The Integrated Discharge Team (IDT) is made up of a team of professionals including occupational health, physiotherapy and social care who work with health and care colleagues to get patients home with the support that they need.
The discharge process is unique for each person and as such involves many different staff members, assessments and steps to ensure it is done right. As Day in the Life demonstrated, staff across health and social care are all involved at different stages of the process and each is dedicated to ensuring the safety and support of our patients.
“The attention I received in hospital was superb, I was well looked after,” said Derek Evans, who was expected to be discharged from hospital on Monday, following surgery on his broken femur with which he injured himself while playing football. her nine-year-old grandson.

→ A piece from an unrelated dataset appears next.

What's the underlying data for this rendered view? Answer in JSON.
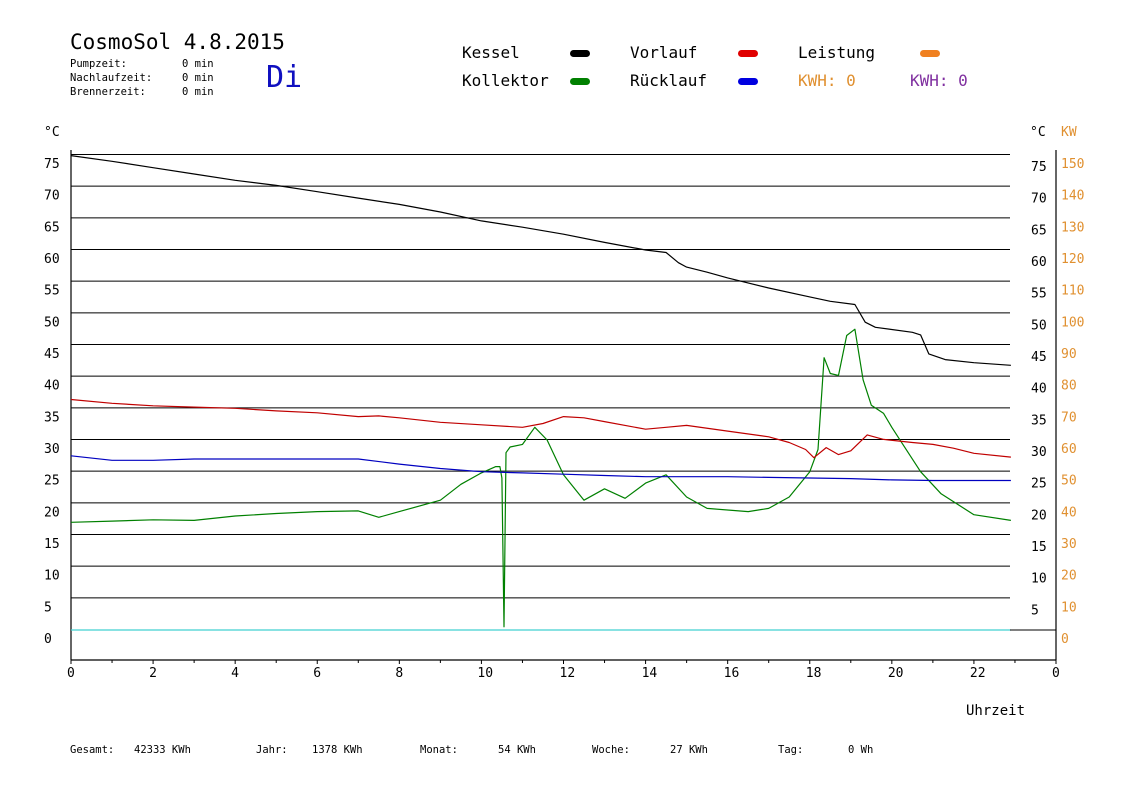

“I had surgery on the Monday following my admission, I had difficulty moving. I worked with the physiotherapists who helped me a lot and gave me exercises that I could do myself. I have been looked after every day here and received lots of encouragement from them so i now feel confident to continue my recovery at home and with the support of my physios i will be playing football in no time of time.
As Derek does not reside in Bolton, his exit was a little more complicated, but the IDT will work with health and care support in his home town to ensure he has the help he needs. to recover at home.

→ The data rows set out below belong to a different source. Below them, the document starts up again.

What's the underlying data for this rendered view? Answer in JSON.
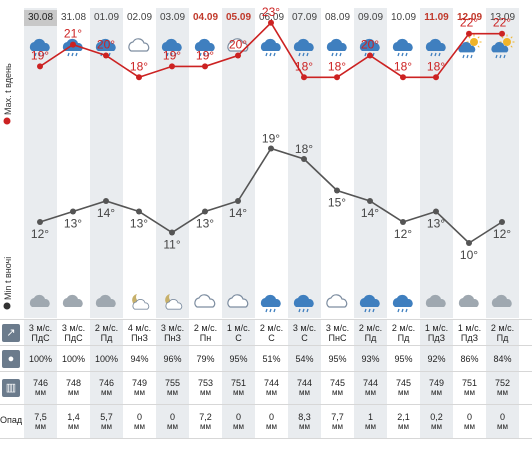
{
  "days": [
    {
      "date": "30.08",
      "weekend": false,
      "max": 19,
      "min": 12,
      "wind": "3 м/с.",
      "wind_dir": "ПдС",
      "humidity": "100%",
      "pressure": "746",
      "pressure_unit": "мм",
      "precip": "7,5",
      "precip_unit": "мм",
      "day_icon": "rain-cloud-icon",
      "night_icon": "cloud-icon"
    },
    {
      "date": "31.08",
      "weekend": false,
      "max": 21,
      "min": 13,
      "wind": "3 м/с.",
      "wind_dir": "ПдС",
      "humidity": "100%",
      "pressure": "748",
      "pressure_unit": "мм",
      "precip": "1,4",
      "precip_unit": "мм",
      "day_icon": "rain-cloud-icon",
      "night_icon": "cloud-icon"
    },
    {
      "date": "01.09",
      "weekend": false,
      "max": 20,
      "min": 14,
      "wind": "2 м/с.",
      "wind_dir": "Пд",
      "humidity": "100%",
      "pressure": "746",
      "pressure_unit": "мм",
      "precip": "5,7",
      "precip_unit": "мм",
      "day_icon": "rain-cloud-icon",
      "night_icon": "cloud-icon"
    },
    {
      "date": "02.09",
      "weekend": false,
      "max": 18,
      "min": 13,
      "wind": "4 м/с.",
      "wind_dir": "ПнЗ",
      "humidity": "94%",
      "pressure": "749",
      "pressure_unit": "мм",
      "precip": "0",
      "precip_unit": "мм",
      "day_icon": "cloud-outline-icon",
      "night_icon": "moon-cloud-icon"
    },
    {
      "date": "03.09",
      "weekend": false,
      "max": 19,
      "min": 11,
      "wind": "3 м/с.",
      "wind_dir": "ПнЗ",
      "humidity": "96%",
      "pressure": "755",
      "pressure_unit": "мм",
      "precip": "0",
      "precip_unit": "мм",
      "day_icon": "rain-cloud-icon",
      "night_icon": "moon-cloud-icon"
    },
    {
      "date": "04.09",
      "weekend": true,
      "max": 19,
      "min": 13,
      "wind": "2 м/с.",
      "wind_dir": "Пн",
      "humidity": "79%",
      "pressure": "753",
      "pressure_unit": "мм",
      "precip": "7,2",
      "precip_unit": "мм",
      "day_icon": "rain-cloud-icon",
      "night_icon": "cloud-outline-icon"
    },
    {
      "date": "05.09",
      "weekend": true,
      "max": 20,
      "min": 14,
      "wind": "1 м/с.",
      "wind_dir": "С",
      "humidity": "95%",
      "pressure": "751",
      "pressure_unit": "мм",
      "precip": "0",
      "precip_unit": "мм",
      "day_icon": "cloud-outline-icon",
      "night_icon": "cloud-outline-icon"
    },
    {
      "date": "06.09",
      "weekend": false,
      "max": 23,
      "min": 19,
      "wind": "2 м/с.",
      "wind_dir": "С",
      "humidity": "51%",
      "pressure": "744",
      "pressure_unit": "мм",
      "precip": "0",
      "precip_unit": "мм",
      "day_icon": "rain-cloud-icon",
      "night_icon": "rain-cloud-icon"
    },
    {
      "date": "07.09",
      "weekend": false,
      "max": 18,
      "min": 18,
      "wind": "3 м/с.",
      "wind_dir": "С",
      "humidity": "54%",
      "pressure": "744",
      "pressure_unit": "мм",
      "precip": "8,3",
      "precip_unit": "мм",
      "day_icon": "rain-cloud-icon",
      "night_icon": "rain-cloud-icon"
    },
    {
      "date": "08.09",
      "weekend": false,
      "max": 18,
      "min": 15,
      "wind": "3 м/с.",
      "wind_dir": "ПнС",
      "humidity": "95%",
      "pressure": "745",
      "pressure_unit": "мм",
      "precip": "7,7",
      "precip_unit": "мм",
      "day_icon": "rain-cloud-icon",
      "night_icon": "cloud-outline-icon"
    },
    {
      "date": "09.09",
      "weekend": false,
      "max": 20,
      "min": 14,
      "wind": "2 м/с.",
      "wind_dir": "Пд",
      "humidity": "93%",
      "pressure": "744",
      "pressure_unit": "мм",
      "precip": "1",
      "precip_unit": "мм",
      "day_icon": "rain-cloud-icon",
      "night_icon": "rain-cloud-icon"
    },
    {
      "date": "10.09",
      "weekend": false,
      "max": 18,
      "min": 12,
      "wind": "2 м/с.",
      "wind_dir": "Пд",
      "humidity": "95%",
      "pressure": "745",
      "pressure_unit": "мм",
      "precip": "2,1",
      "precip_unit": "мм",
      "day_icon": "rain-cloud-icon",
      "night_icon": "rain-cloud-icon"
    },
    {
      "date": "11.09",
      "weekend": true,
      "max": 18,
      "min": 13,
      "wind": "1 м/с.",
      "wind_dir": "ПдЗ",
      "humidity": "92%",
      "pressure": "749",
      "pressure_unit": "мм",
      "precip": "0,2",
      "precip_unit": "мм",
      "day_icon": "rain-cloud-icon",
      "night_icon": "cloud-icon"
    },
    {
      "date": "12.09",
      "weekend": true,
      "max": 22,
      "min": 10,
      "wind": "1 м/с.",
      "wind_dir": "ПдЗ",
      "humidity": "86%",
      "pressure": "751",
      "pressure_unit": "мм",
      "precip": "0",
      "precip_unit": "мм",
      "day_icon": "sun-cloud-icon",
      "night_icon": "cloud-icon"
    },
    {
      "date": "13.09",
      "weekend": false,
      "max": 22,
      "min": 12,
      "wind": "2 м/с.",
      "wind_dir": "Пд",
      "humidity": "84%",
      "pressure": "752",
      "pressure_unit": "мм",
      "precip": "0",
      "precip_unit": "мм",
      "day_icon": "sun-cloud-icon",
      "night_icon": "cloud-icon"
    }
  ],
  "labels": {
    "max_axis": "Мах. t вдень",
    "min_axis": "Min t вночі",
    "precip_row": "Опад"
  },
  "colors": {
    "max_line": "#cc2222",
    "min_line": "#555555",
    "weekend_date": "#c0392b"
  },
  "row_icons": [
    "wind-direction-icon",
    "humidity-icon",
    "pressure-icon"
  ],
  "chart_data": {
    "type": "line",
    "categories": [
      "30.08",
      "31.08",
      "01.09",
      "02.09",
      "03.09",
      "04.09",
      "05.09",
      "06.09",
      "07.09",
      "08.09",
      "09.09",
      "10.09",
      "11.09",
      "12.09",
      "13.09"
    ],
    "series": [
      {
        "name": "Мах. t вдень",
        "values": [
          19,
          21,
          20,
          18,
          19,
          19,
          20,
          23,
          18,
          18,
          20,
          18,
          18,
          22,
          22
        ]
      },
      {
        "name": "Min t вночі",
        "values": [
          12,
          13,
          14,
          13,
          11,
          13,
          14,
          19,
          18,
          15,
          14,
          12,
          13,
          10,
          12
        ]
      }
    ],
    "unit": "°"
  }
}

This example shows that the release process is not just about sending someone home. The process begins as soon as a person is admitted to hospital where teams like the Acute Therapies team will screen new patients and assess who needs therapeutic help to get them home sooner.
Teams in each ward hold daily meetings to discuss and assess each patient’s needs to determine when they can go home. They liaise with colleagues in social services, housing, nursing homes, home care, pharmacy, therapy and rehabilitation, to name a few, to ensure that a care package is in place to support them outside of hospital.
“Over the past few months, there have been real challenges from Omicron, including impacts to staffing levels, our intermediate care homes and our rehabilitation services due to the COVID-19 outbreaks,” said Mandy Woods. , service manager.
“As an integrated system and team, people have really pulled together and worked really hard to pull out all the stops to ensure people have access to the services they need in a timely manner.”
The aim of IDT Day in the Life was to show the complexity of the discharge process as well as the importance of people being discharged from hospital as soon as it is safe to do so. So many people both at the Trust, in the community and on the Board are dedicated to helping people find the support they need to complete their recovery at home.
So if you do end up in hospital, you can rest assured that there are teams of people working to get you out, because as we all know, “there’s no better place than home. self”.